The pharmaceutical giant Pfizer is no longer a member of the American Legislative Exchange Council (ALEC).
In an email to Common Cause, Margaret M. Madden, Pfizer’s Senior Vice President and Corporate Secretary stated, "In late 2020, and as we do at the end of each year, we evaluated our involvement and membership in many organizations. Given our current focus as a company, we decided to discontinue our membership in ALEC. Pfizer has not provided any financial support to ALEC in 2021."
The email was in response to a letter from Common Cause, the Center for Media and Democracy (CMD), and over 300 civil rights, voting rights, labor, environmental, faith, racial justice, shareholder rights, healthcare, and public interest organizations urging the company to cease its support and involvement with ALEC over its role in pushing a wave of voter suppression bills in the states this year.

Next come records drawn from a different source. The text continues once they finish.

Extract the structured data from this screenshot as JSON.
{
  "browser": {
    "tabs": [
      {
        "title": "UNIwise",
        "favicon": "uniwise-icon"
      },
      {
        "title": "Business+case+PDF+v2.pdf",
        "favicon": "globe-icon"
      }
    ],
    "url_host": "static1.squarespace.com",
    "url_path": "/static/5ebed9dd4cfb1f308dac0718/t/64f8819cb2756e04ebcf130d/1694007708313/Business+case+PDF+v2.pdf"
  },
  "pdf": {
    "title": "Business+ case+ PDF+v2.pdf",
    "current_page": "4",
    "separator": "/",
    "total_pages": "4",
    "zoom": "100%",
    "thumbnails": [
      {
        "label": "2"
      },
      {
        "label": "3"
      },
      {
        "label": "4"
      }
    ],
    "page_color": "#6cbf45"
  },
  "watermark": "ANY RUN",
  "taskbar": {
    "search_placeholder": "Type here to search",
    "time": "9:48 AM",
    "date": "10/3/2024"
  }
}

Pfizer long played a leadership role in ALEC, holding a seat on its "Private Enterprise Advisory Council" for most years since 2000 and sponsoring events and meetings. Pfizer's VP for Government Relations, Ken Cole, was a "Gala Chair" for ALEC’s 45th anniversary celebration at the Trump International Hotel in Washington, D.C. in 2018.
Pfizer will still have representation and influence at ALEC, however, through its membership in in the Pharmaceutical Research and Manufacturers of America (PhRMA), the powerful trade association that has long held a seat alongside Pfizer on ALEC's Private Enterprise Advisory Council.
At least 120 corporations have severed their ties with ALEC in the last decade over the front group’s backing of controversial "Stand Your Ground" and voter ID laws, ties to extremists, and its radical climate denial stance.